"Oh, dear, if my niece Sarah had lived! She used to stay with me when she was a gal and you was away," sighed Prudence.

"But she married and had a gal of her own. She brought her here that time I was home after my first v'y'ge on the Susan Gatskill. A pretty baby if ever there was one."

"Ida May Bostwick! Bostwick was Sarah's married name. I heard something about Ida May only the other day."

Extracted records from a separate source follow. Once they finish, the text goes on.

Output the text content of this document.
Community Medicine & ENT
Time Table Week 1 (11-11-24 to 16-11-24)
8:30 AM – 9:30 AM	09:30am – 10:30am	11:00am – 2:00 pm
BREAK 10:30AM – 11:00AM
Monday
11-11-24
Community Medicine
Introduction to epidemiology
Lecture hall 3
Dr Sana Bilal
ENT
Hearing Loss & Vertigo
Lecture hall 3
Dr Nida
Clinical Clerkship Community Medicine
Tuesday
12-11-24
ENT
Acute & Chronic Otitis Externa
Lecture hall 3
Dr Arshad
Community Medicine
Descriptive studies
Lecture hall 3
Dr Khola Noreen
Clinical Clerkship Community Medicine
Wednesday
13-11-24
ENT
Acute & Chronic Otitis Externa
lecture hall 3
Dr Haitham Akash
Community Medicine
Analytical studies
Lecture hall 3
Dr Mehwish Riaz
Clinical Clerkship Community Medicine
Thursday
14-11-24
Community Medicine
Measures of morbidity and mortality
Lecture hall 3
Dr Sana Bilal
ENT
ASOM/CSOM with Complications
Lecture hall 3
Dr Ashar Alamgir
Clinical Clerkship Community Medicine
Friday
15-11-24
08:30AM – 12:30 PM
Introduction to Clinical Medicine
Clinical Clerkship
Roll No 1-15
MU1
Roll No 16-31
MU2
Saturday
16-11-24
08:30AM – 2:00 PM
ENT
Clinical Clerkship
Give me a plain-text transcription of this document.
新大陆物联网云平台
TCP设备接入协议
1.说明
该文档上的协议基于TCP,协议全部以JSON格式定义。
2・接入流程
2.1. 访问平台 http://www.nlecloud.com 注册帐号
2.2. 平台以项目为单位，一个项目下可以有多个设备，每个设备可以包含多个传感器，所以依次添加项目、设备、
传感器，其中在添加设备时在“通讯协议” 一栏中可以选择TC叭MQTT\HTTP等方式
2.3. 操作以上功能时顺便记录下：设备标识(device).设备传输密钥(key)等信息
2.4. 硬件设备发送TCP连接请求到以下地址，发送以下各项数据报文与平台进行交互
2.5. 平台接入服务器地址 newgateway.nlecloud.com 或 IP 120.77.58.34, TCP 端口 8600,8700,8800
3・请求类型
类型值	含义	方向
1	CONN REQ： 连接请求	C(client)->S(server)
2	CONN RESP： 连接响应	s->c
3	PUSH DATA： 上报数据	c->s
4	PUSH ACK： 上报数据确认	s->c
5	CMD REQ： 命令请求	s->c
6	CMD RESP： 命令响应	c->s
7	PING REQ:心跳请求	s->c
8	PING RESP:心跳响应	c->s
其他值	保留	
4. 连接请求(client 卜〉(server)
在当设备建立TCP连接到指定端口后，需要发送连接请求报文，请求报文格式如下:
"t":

"You did?" exclaimed Cap'n Ira, much interested.

"Yes, Ira. Annabell Coffin, she who was a Cuttle, was visiting his folks in Boston, and she learned that Sarah Bostwick's daughter was working behind the counter in some store there. She has to work for her livin', poor child."

"I swan!" ejaculated the captain.

Much as he had been about the world, Cap'n Ira looked upon most mundane affairs with the eyes of the true Cape man. Independence is bred in the bone of his tribe. A tradesman or storekeeper is, after all, not of the shipmaster caste. And a clerk, working "behind the counter" of any store, is much like a man before the mast.

"It does seem too bad," sighed Prudence. "She was a pretty baby, as you say, Ira."

"Sarah was nice as she could be to you," was the old man's thoughtful comment.

"Yes. But her husband, Bostwick, was only a mechanic. Of course, he left nothing. Them city folks are so improvident," said Prudence. "I wish't we was able to do something for little Ida May, Ira. Think of her workin' behind a counter!"